Most of the information about quantization from our team can be found Quantization — PyTorch 2.1 documentation (cpu focus)

though we’re also developing GPU focused quantization in GitHub - pytorch-labs/ao: The torchao repository contains api's and workflows for quantization and pruning gpu models. (also dynamic quantization)

Khumbaba · January 12, 2024, 3:06pm

Thank you for your input, your explanation was super clear and helpful!

The thing is, input audio waves are normalized, additionally, I’m applying Layer Normalization before the LSTM. So to my logic, there shouldn’t be a large shift in data distribution coming to the LSTM. Is that a valid analysis or am I missing your point?
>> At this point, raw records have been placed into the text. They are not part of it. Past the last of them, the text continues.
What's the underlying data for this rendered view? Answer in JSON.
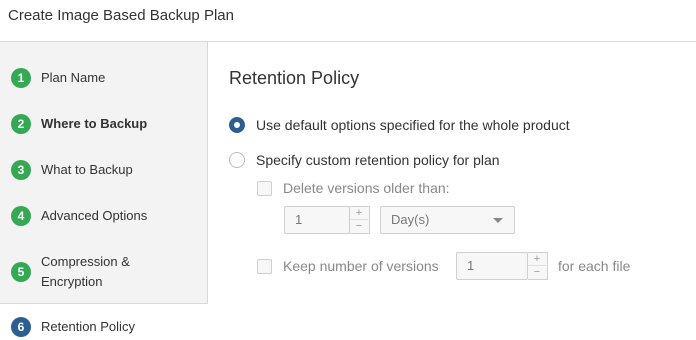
{
  "window": {
    "title": "Create Image Based Backup Plan"
  },
  "sidebar": {
    "steps": [
      {
        "number": "1",
        "label": "Plan Name"
      },
      {
        "number": "2",
        "label": "Where to Backup"
      },
      {
        "number": "3",
        "label": "What to Backup"
      },
      {
        "number": "4",
        "label": "Advanced Options"
      },
      {
        "number": "5",
        "label_line1": "Compression &",
        "label_line2": "Encryption"
      },
      {
        "number": "6",
        "label": "Retention Policy"
      }
    ]
  },
  "main": {
    "title": "Retention Policy",
    "option_default": {
      "label": "Use default options specified for the whole product",
      "checked": true
    },
    "option_custom": {
      "label": "Specify custom retention policy for plan",
      "checked": false
    },
    "delete_versions": {
      "label": "Delete versions older than:",
      "checked": false,
      "value": "1",
      "unit": "Day(s)"
    },
    "keep_versions": {
      "label": "Keep number of versions",
      "checked": false,
      "value": "1",
      "suffix": "for each file"
    },
    "stepper_up": "+",
    "stepper_down": "−"
  },
  "colors": {
    "step_done": "#34a853",
    "step_active": "#2c5f8f",
    "accent": "#2c5f8f"
  }
}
The quant stub has the following params: scale=0.15195775032043457 zero_point=42

I see!

HDCharles · January 12, 2024, 8:39pm

I’m not sure, we were looking at Fourier transformed signals and saw a lot of variation when i was working on an audio processing model.

yeah, its possible that would help make it more static but its not super clear. You’d have to analyze the actual data stream as if your were applying dynamic quantization to it.